Disclosing the Impact of Local Host Effects on TADF Dynamics

TL;DR

This study uses single molecule spectroscopy to reveal how local host environment influences TADF dynamics in OLED emitters, providing insights for better material design.

Contribution

It introduces a single molecule spectroscopy approach to analyze host-dependent TADF behavior, overcoming ensemble averaging limitations and linking local environment to emission dynamics.

Findings

TADF dynamics vary with host polarity and rigidity.

Local conformational freedom affects TADF efficiency.

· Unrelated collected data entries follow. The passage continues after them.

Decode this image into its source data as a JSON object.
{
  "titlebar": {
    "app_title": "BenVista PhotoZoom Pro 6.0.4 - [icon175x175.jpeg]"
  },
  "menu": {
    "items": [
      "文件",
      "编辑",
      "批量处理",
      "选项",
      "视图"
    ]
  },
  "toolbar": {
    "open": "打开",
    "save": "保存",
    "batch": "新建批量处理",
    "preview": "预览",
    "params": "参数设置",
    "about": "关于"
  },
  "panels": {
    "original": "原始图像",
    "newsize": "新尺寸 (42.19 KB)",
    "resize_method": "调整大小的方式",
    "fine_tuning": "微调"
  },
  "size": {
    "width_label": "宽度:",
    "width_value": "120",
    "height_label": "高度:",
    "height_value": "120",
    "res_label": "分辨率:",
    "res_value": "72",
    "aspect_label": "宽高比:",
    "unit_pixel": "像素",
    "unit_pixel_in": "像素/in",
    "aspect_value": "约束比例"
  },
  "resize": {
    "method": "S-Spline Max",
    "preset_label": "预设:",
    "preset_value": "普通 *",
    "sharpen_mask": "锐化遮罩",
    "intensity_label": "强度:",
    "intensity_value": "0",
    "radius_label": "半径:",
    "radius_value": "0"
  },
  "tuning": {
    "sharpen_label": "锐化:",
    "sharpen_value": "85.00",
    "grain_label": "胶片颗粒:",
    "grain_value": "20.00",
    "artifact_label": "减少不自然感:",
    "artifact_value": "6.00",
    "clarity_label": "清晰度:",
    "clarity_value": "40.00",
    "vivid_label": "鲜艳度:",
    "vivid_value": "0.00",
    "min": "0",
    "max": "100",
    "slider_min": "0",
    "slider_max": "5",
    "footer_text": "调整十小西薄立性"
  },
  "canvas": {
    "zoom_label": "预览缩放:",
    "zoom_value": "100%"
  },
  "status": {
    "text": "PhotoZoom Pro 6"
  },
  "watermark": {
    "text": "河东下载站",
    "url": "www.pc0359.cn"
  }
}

Spectroscopy reveals distributions of emission properties at the single-molecule level.

Abstract

Donor-acceptor (D-A) type thermally activated delayed fluorescence (TADF), a key technology of proposed Gen3 organic light emitting diodes (OLEDs), is highly sensitive to the rigidity and polarity of the local environment. Specifically, the torsional flexibility of the D-A dihedral angle and the dipole character of charge transfer states give rise to a distribution of TADF dynamics across the emitter ensemble. Here, we employ single molecule spectroscopy to access the photophysics of individual emitters, thus overcoming the limitations of ensemble averaging. Using photon correlation measurements and locally resolved spectral data from single D-A type TADF molecules embedded in host materials of different polarity and rigidity, we derive host-dependent characteristics and distributions in the TADF dynamics. These are directly linked to local conformational freedom and dielectric properties, offering new insight into host-emitter interactions and enabling rational design strategies for optimized host-emitter combinations in OLED applications.